2 de diciembre de 2010

La estudiante

La maestra enseñaba con empero a los niños. El abc, y el 123, eran lecciones que todos tenían que aprender. Pancha la cucaracha, paseaba por el salón cuando la escuchó. Las letras la enamoraron, y gracias a eso aprendió a esquivar las trampas amarillas que decían "Veneno" y estaban regadas por toda la escuela, ya que los pobrecitos niños vivían azotados por plagas, cuando no eran liendres, eran grillos, o ahora, en la época de primavera, cucarachas.
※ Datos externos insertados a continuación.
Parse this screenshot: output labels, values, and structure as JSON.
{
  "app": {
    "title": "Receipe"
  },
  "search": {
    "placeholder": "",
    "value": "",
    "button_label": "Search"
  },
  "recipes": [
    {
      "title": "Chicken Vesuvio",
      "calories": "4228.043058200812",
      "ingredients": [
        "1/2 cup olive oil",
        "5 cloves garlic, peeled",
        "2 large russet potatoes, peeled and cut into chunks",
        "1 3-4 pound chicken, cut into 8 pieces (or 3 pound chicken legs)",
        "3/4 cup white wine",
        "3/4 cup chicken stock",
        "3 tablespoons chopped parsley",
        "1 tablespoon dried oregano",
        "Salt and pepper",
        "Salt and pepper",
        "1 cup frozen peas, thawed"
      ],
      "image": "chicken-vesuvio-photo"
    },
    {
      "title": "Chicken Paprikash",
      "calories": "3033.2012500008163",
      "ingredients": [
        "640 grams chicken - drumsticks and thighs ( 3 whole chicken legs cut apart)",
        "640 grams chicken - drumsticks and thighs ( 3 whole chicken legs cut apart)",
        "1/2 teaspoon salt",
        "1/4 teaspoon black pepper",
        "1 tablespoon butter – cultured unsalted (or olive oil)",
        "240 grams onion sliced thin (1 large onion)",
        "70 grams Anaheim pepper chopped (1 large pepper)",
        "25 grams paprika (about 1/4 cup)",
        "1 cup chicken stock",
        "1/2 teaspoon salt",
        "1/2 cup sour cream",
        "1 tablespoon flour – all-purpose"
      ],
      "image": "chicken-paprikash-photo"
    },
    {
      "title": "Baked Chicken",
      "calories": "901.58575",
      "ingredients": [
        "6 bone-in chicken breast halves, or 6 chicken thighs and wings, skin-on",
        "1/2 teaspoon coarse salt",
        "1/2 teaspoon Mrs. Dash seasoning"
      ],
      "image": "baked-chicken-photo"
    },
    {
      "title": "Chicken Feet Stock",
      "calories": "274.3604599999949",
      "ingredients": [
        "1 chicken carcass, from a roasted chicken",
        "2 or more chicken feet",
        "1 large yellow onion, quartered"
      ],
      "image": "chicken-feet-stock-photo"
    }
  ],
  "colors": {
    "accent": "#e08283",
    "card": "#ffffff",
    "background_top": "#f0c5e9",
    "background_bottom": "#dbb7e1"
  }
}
Pancha se las ingenió bastante bien para asistir a clases. Comenzó a aprender sobre la historia del mundo, y se sorprendía del actuar humano. Supo dónde estaba África y también París. Conoció el Nilo y las cataratas del Niagara en imágenes. Hasta hizo una amiguita, quien le dejaba migas de pan para que pudiera desayunar. Así pasaron días, semanas, y meses.

Un día la maestra hizo una pregunta mientras enseñaba sobre ciencias naturales. Ningún niño sabía la respuesta. Pancha comenzó a brincar y a gritar diciendo: "Yo la sé maestra, ¡Yo la sé!" La pequeña cucaracha había olvidado que la profesora no entendía su lenguaje. En un acto de reflejo, la maestra aventó el borrador del pizarrón aplastando a Pancha, quien quedó hecha puré.

Pancha murió el 3 de julio de 1995, tres días antes de concluir el quinto año de primaria.